According to UOB economist Ho Woei Chen, China's May Purchasing Managers' Indexes (PMIs) indicate a softer outlook for second-quarter 2026 GDP growth, with the manufacturing sector hovering at the expansion threshold but losing momentum due to weaker external demand and cost pressures related to the Middle East. The services sector showed a modest rebound, but domestic demand remains a key vulnerability that requires policy attention [1].
The May PMI data reinforced the slowdown already evident in April's broader macro indicators. UOB expects China's GDP growth to moderate to 4.7% year-on-year in 2Q26, down from 5.0% in 1Q26. The full-year 2026 GDP growth forecast is maintained at 4.7% [1].

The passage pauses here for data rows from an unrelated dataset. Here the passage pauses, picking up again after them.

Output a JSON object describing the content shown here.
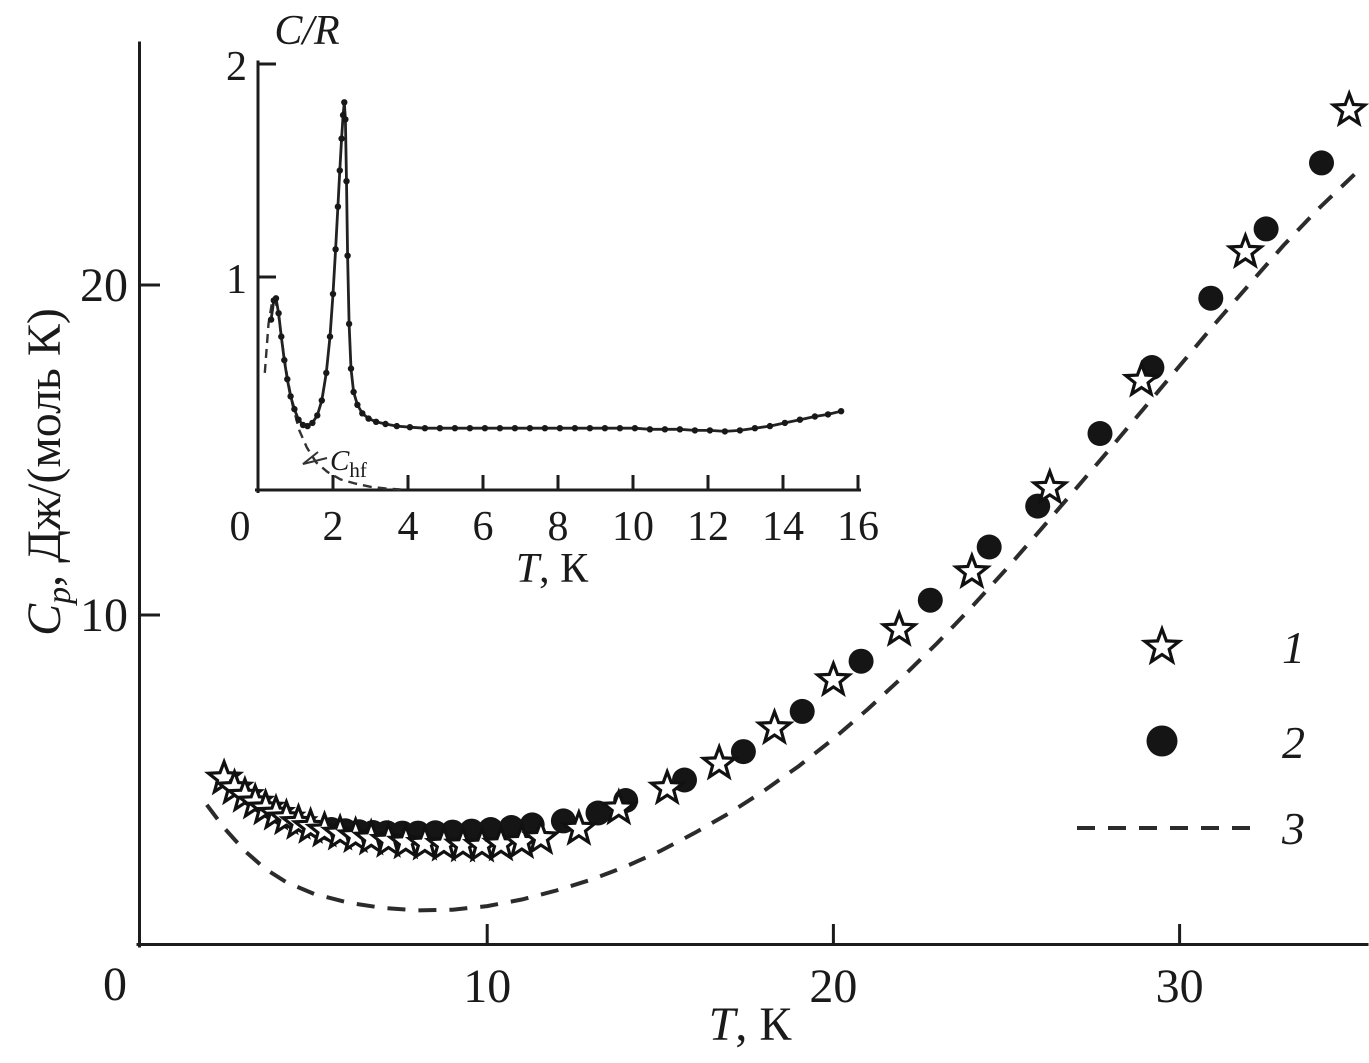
{
  "chart_data": [
    {
      "id": "main",
      "type": "scatter",
      "title": "",
      "xlabel": {
        "symbol": "T",
        "rest": ", К"
      },
      "ylabel": {
        "symbol": "C",
        "sub": "p",
        "rest": ", Дж/(моль К)"
      },
      "xlim": [
        0,
        35.4
      ],
      "ylim": [
        0,
        27.3
      ],
      "grid": false,
      "xticks": {
        "origin_label": "0",
        "values": [
          10,
          20,
          30
        ],
        "labels": [
          "10",
          "20",
          "30"
        ]
      },
      "yticks": {
        "values": [
          10,
          20
        ],
        "labels": [
          "10",
          "20"
        ]
      },
      "legend": {
        "position": "right-middle",
        "items": [
          {
            "label": "1",
            "marker": "open-star"
          },
          {
            "label": "2",
            "marker": "filled-circle"
          },
          {
            "label": "3",
            "marker": "dashed-line"
          }
        ]
      },
      "series": [
        {
          "name": "1",
          "marker": "open-star",
          "points": [
            [
              2.4,
              5.05
            ],
            [
              2.7,
              4.75
            ],
            [
              3.0,
              4.52
            ],
            [
              3.3,
              4.32
            ],
            [
              3.6,
              4.14
            ],
            [
              3.9,
              3.98
            ],
            [
              4.2,
              3.84
            ],
            [
              4.55,
              3.7
            ],
            [
              4.9,
              3.58
            ],
            [
              5.3,
              3.47
            ],
            [
              5.75,
              3.38
            ],
            [
              6.2,
              3.3
            ],
            [
              6.65,
              3.23
            ],
            [
              7.15,
              3.16
            ],
            [
              7.65,
              3.11
            ],
            [
              8.2,
              3.07
            ],
            [
              8.75,
              3.04
            ],
            [
              9.3,
              3.02
            ],
            [
              9.85,
              3.01
            ],
            [
              10.4,
              3.05
            ],
            [
              11.0,
              3.12
            ],
            [
              11.55,
              3.24
            ],
            [
              12.65,
              3.52
            ],
            [
              13.8,
              4.14
            ],
            [
              15.2,
              4.75
            ],
            [
              16.7,
              5.5
            ],
            [
              18.3,
              6.57
            ],
            [
              20.0,
              8.03
            ],
            [
              21.9,
              9.55
            ],
            [
              24.0,
              11.3
            ],
            [
              26.25,
              13.85
            ],
            [
              28.9,
              17.1
            ],
            [
              31.9,
              21.0
            ],
            [
              34.9,
              25.3
            ]
          ]
        },
        {
          "name": "2",
          "marker": "filled-circle",
          "points": [
            [
              5.5,
              3.5
            ],
            [
              5.9,
              3.46
            ],
            [
              6.3,
              3.43
            ],
            [
              6.7,
              3.41
            ],
            [
              7.1,
              3.4
            ],
            [
              7.55,
              3.39
            ],
            [
              8.0,
              3.39
            ],
            [
              8.5,
              3.4
            ],
            [
              9.0,
              3.42
            ],
            [
              9.55,
              3.45
            ],
            [
              10.1,
              3.5
            ],
            [
              10.7,
              3.56
            ],
            [
              11.3,
              3.64
            ],
            [
              12.2,
              3.76
            ],
            [
              13.2,
              4.0
            ],
            [
              14.0,
              4.38
            ],
            [
              15.7,
              5.0
            ],
            [
              17.4,
              5.86
            ],
            [
              19.1,
              7.08
            ],
            [
              20.8,
              8.6
            ],
            [
              22.8,
              10.45
            ],
            [
              24.5,
              12.06
            ],
            [
              25.9,
              13.3
            ],
            [
              27.7,
              15.5
            ],
            [
              29.2,
              17.5
            ],
            [
              30.9,
              19.6
            ],
            [
              32.5,
              21.7
            ],
            [
              34.1,
              23.7
            ]
          ]
        },
        {
          "name": "3",
          "marker": "none",
          "line": "dashed",
          "points": [
            [
              1.9,
              4.25
            ],
            [
              2.4,
              3.55
            ],
            [
              3.0,
              2.85
            ],
            [
              3.6,
              2.3
            ],
            [
              4.2,
              1.9
            ],
            [
              5.0,
              1.55
            ],
            [
              6.0,
              1.28
            ],
            [
              7.0,
              1.12
            ],
            [
              8.0,
              1.05
            ],
            [
              9.0,
              1.07
            ],
            [
              10.0,
              1.18
            ],
            [
              11.0,
              1.38
            ],
            [
              12.0,
              1.65
            ],
            [
              13.0,
              1.98
            ],
            [
              14.0,
              2.38
            ],
            [
              15.0,
              2.85
            ],
            [
              16.0,
              3.4
            ],
            [
              17.0,
              4.0
            ],
            [
              18.0,
              4.68
            ],
            [
              19.0,
              5.42
            ],
            [
              20.0,
              6.25
            ],
            [
              21.0,
              7.15
            ],
            [
              22.0,
              8.12
            ],
            [
              23.0,
              9.15
            ],
            [
              24.0,
              10.25
            ],
            [
              25.0,
              11.4
            ],
            [
              26.0,
              12.6
            ],
            [
              27.0,
              13.82
            ],
            [
              28.0,
              15.05
            ],
            [
              29.0,
              16.3
            ],
            [
              30.0,
              17.55
            ],
            [
              31.0,
              18.8
            ],
            [
              32.0,
              20.0
            ],
            [
              33.0,
              21.2
            ],
            [
              34.0,
              22.3
            ],
            [
              35.2,
              23.5
            ]
          ]
        }
      ]
    },
    {
      "id": "inset",
      "type": "line",
      "title": "C/R",
      "xlabel": {
        "symbol": "T",
        "rest": ", К"
      },
      "xlim": [
        0,
        16
      ],
      "ylim": [
        0,
        2
      ],
      "grid": false,
      "xticks": {
        "origin_label": "0",
        "values": [
          2,
          4,
          6,
          8,
          10,
          12,
          14,
          16
        ],
        "labels": [
          "2",
          "4",
          "6",
          "8",
          "10",
          "12",
          "14",
          "16"
        ]
      },
      "yticks": {
        "values": [
          1,
          2
        ],
        "labels": [
          "1",
          "2"
        ]
      },
      "series": [
        {
          "name": "C/R data",
          "marker": "small-dot",
          "line": "solid",
          "points": [
            [
              0.35,
              0.8
            ],
            [
              0.42,
              0.89
            ],
            [
              0.48,
              0.9
            ],
            [
              0.55,
              0.83
            ],
            [
              0.62,
              0.72
            ],
            [
              0.7,
              0.61
            ],
            [
              0.78,
              0.52
            ],
            [
              0.87,
              0.44
            ],
            [
              0.97,
              0.38
            ],
            [
              1.08,
              0.33
            ],
            [
              1.2,
              0.305
            ],
            [
              1.32,
              0.3
            ],
            [
              1.45,
              0.315
            ],
            [
              1.58,
              0.35
            ],
            [
              1.7,
              0.42
            ],
            [
              1.82,
              0.55
            ],
            [
              1.92,
              0.72
            ],
            [
              2.0,
              0.92
            ],
            [
              2.07,
              1.13
            ],
            [
              2.13,
              1.33
            ],
            [
              2.18,
              1.5
            ],
            [
              2.23,
              1.65
            ],
            [
              2.27,
              1.76
            ],
            [
              2.3,
              1.82
            ],
            [
              2.33,
              1.74
            ],
            [
              2.36,
              1.45
            ],
            [
              2.39,
              1.1
            ],
            [
              2.43,
              0.78
            ],
            [
              2.48,
              0.57
            ],
            [
              2.55,
              0.46
            ],
            [
              2.65,
              0.4
            ],
            [
              2.78,
              0.36
            ],
            [
              2.95,
              0.335
            ],
            [
              3.15,
              0.32
            ],
            [
              3.4,
              0.31
            ],
            [
              3.7,
              0.3
            ],
            [
              4.05,
              0.295
            ],
            [
              4.45,
              0.29
            ],
            [
              4.85,
              0.29
            ],
            [
              5.25,
              0.29
            ],
            [
              5.65,
              0.29
            ],
            [
              6.05,
              0.29
            ],
            [
              6.45,
              0.29
            ],
            [
              6.85,
              0.29
            ],
            [
              7.25,
              0.29
            ],
            [
              7.65,
              0.29
            ],
            [
              8.05,
              0.29
            ],
            [
              8.45,
              0.29
            ],
            [
              8.85,
              0.29
            ],
            [
              9.25,
              0.29
            ],
            [
              9.65,
              0.29
            ],
            [
              10.05,
              0.29
            ],
            [
              10.45,
              0.285
            ],
            [
              10.85,
              0.285
            ],
            [
              11.25,
              0.285
            ],
            [
              11.65,
              0.28
            ],
            [
              12.05,
              0.28
            ],
            [
              12.45,
              0.275
            ],
            [
              12.85,
              0.28
            ],
            [
              13.25,
              0.29
            ],
            [
              13.65,
              0.3
            ],
            [
              14.05,
              0.315
            ],
            [
              14.45,
              0.33
            ],
            [
              14.85,
              0.345
            ],
            [
              15.2,
              0.355
            ],
            [
              15.55,
              0.37
            ]
          ]
        },
        {
          "name": "Chf",
          "marker": "none",
          "line": "dashed",
          "label": {
            "symbol": "C",
            "sub": "hf"
          },
          "points": [
            [
              0.18,
              0.55
            ],
            [
              0.28,
              0.78
            ],
            [
              0.38,
              0.89
            ],
            [
              0.45,
              0.9
            ],
            [
              0.55,
              0.82
            ],
            [
              0.65,
              0.68
            ],
            [
              0.78,
              0.53
            ],
            [
              0.92,
              0.4
            ],
            [
              1.1,
              0.28
            ],
            [
              1.3,
              0.2
            ],
            [
              1.55,
              0.13
            ],
            [
              1.85,
              0.085
            ],
            [
              2.2,
              0.05
            ],
            [
              2.6,
              0.03
            ],
            [
              3.0,
              0.015
            ],
            [
              3.4,
              0.007
            ],
            [
              3.8,
              0.003
            ]
          ]
        }
      ]
    }
  ]
}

Despite the slowdown, UOB anticipates that policy responses will remain calibrated and incremental unless there is further evidence that growth could fall below the official target range of 4.5%-5.0%. The economist notes that while the services sector's rebound offers some offset, the overall outlook remains cautious due to persistent weaknesses in domestic demand [1].
CONCLUSION
China's economic growth is expected to slow in the second quarter of 2026, with GDP growth forecast at 4.7% year-on-year. While policy is likely to remain measured, ongoing vulnerabilities in domestic demand and external pressures suggest a cautious outlook for the remainder of the year.